Found this in the NOAA site and thought I'd pass it along. If you've ever looked at the "Not for navigation" depth charts for the bays and wondered how to precisely find certain points of interest, this may help.

You can navigate via Google Earth to your area then click on the colored line and the chart overlay appears. Now you can "thumbtack" the precise place on the map you are interested in and you now have the GPS coordinates. In my case, it helped me verify that some spots I had marked were what I was eyeballing on the chart. My Humminbird has a function that shows my waypoints on GE.

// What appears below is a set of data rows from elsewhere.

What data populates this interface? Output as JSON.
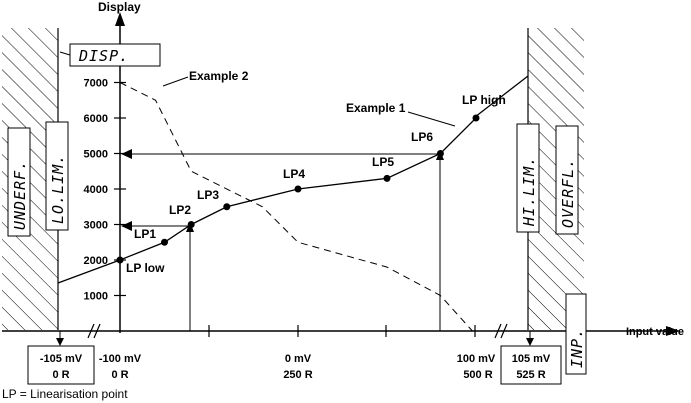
{
  "axis": {
    "y_title": "Display",
    "x_title": "Input value",
    "y_ticks": [
      1000,
      2000,
      3000,
      4000,
      5000,
      6000,
      7000
    ],
    "y_tick_labels": [
      "1000",
      "2000",
      "3000",
      "4000",
      "5000",
      "6000",
      "7000"
    ]
  },
  "displays": {
    "disp": "DISP.",
    "underf": "UNDERF.",
    "lolim": "LO.LIM.",
    "hilim": "HI.LIM.",
    "overfl": "OVERFL.",
    "inp": "INP."
  },
  "labels": {
    "example1": "Example 1",
    "example2": "Example 2"
  },
  "bottom_boxes": [
    {
      "line1": "-105 mV",
      "line2": "0 R"
    },
    {
      "line1": "105 mV",
      "line2": "525 R"
    }
  ],
  "bottom_labels": [
    {
      "line1": "-100 mV",
      "line2": "0 R"
    },
    {
      "line1": "0 mV",
      "line2": "250 R"
    },
    {
      "line1": "100 mV",
      "line2": "500 R"
    }
  ],
  "footnote": "LP = Linearisation point",
  "chart_data": {
    "type": "line",
    "series": [
      {
        "name": "Example 1",
        "points": [
          {
            "label": "LP low",
            "x": -100,
            "y": 2000
          },
          {
            "label": "LP1",
            "x": -75,
            "y": 2500
          },
          {
            "label": "LP2",
            "x": -60,
            "y": 3000
          },
          {
            "label": "LP3",
            "x": -40,
            "y": 3500
          },
          {
            "label": "LP4",
            "x": 0,
            "y": 4000
          },
          {
            "label": "LP5",
            "x": 50,
            "y": 4300
          },
          {
            "label": "LP6",
            "x": 80,
            "y": 5000
          },
          {
            "label": "LP high",
            "x": 100,
            "y": 6000
          }
        ]
      },
      {
        "name": "Example 2",
        "points": [
          {
            "x": -100,
            "y": 7000
          },
          {
            "x": -80,
            "y": 6500
          },
          {
            "x": -60,
            "y": 4500
          },
          {
            "x": -20,
            "y": 3500
          },
          {
            "x": 0,
            "y": 2500
          },
          {
            "x": 50,
            "y": 1800
          },
          {
            "x": 80,
            "y": 1000
          },
          {
            "x": 98,
            "y": 0
          }
        ]
      }
    ]
  }
}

http://www.nauticalcharts.noaa.gov/csdl/seamlessraster.html


----------



## kanaka (Oct 3, 2007)

HOLD OFF FOLKS!!!! Playing with it, did my marks and now can't turn off the chart overlay. Don't want to mess up YOUR GE. Will report back....


----------



## Chapman5011 (Mar 7, 2013)

Download the navionics app for an ipad. It shows depth very nicely. It also shows the topography of all the drop offs. 
Purchase the bad elf plug in for the ipad, and immediately turn your ipad into a gps for offshore fishing. 
It will show your entire path everywhere you go and stop with depth and topography. Hint, hint!!!!!
And it works great.


----------



## kanaka (Oct 3, 2007)

Do you know how to turn off the chart overlay? There seems to no help site there, sent in a help request. Even tried deleting the program, the chart remains.
Nuts, thought I found a new tool altho I did get to thumbtack a few spots I've been trying to find for quite a few years. And my marks for the dropoffs were on the money.
It's all in the bays BTW.


----------



## Chapman5011 (Mar 7, 2013)

Wish I could help. I stopped using the google earth app when I downloaded the navionics . It works off the same map I do believe. Good luck in your mission. 

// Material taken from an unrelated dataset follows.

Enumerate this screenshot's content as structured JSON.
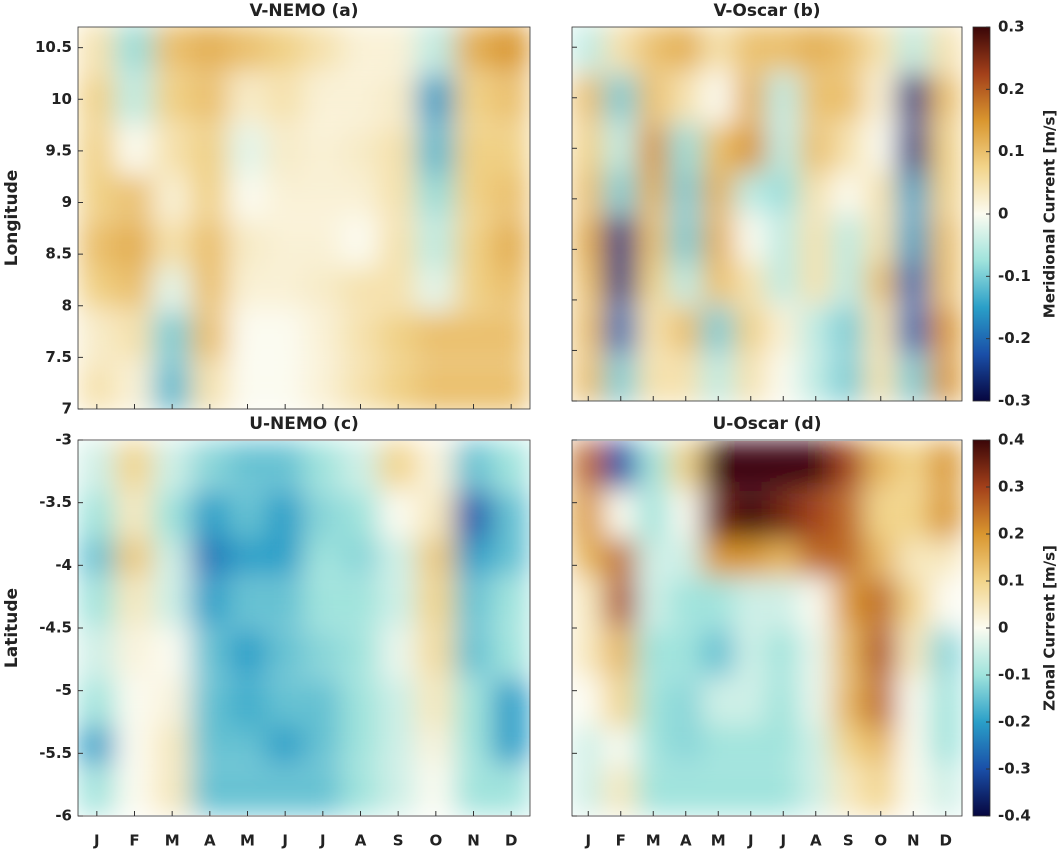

I just typed in how to turn off overlay on google maps Into GOOGLE. Try that. It brought up several options


----------



## 2RC's II (Feb 2, 2012)

kanaka said:


> Do you know how to turn off the chart overlay? There seems to no help site there, sent in a help request. Even tried deleting the program, the chart remains.
> Nuts, thought I found a new tool altho I did get to thumbtack a few spots I've been trying to find for quite a few years. And my marks for the dropoffs were on the money.
> It's all in the bays BTW.


 I hate frigging computers! Well in times like these.


----------



## kanaka (Oct 3, 2007)

Chapman, it worked, big thanks!!! Had to go to the sidebar and "uncheck" the box for the app. Now I know why the waypoints from the Humminbird mysteriously appeared on GE. There they are in the sidebar. Never happened before when looking at Humminbird PC, go figure.

ANYWAY, once again, here's another tool so we can beat the water into a froth chasing feesh.


----------



## kanaka (Oct 3, 2007)

You can adjust the opacity from the slider in the sidebar also.


----------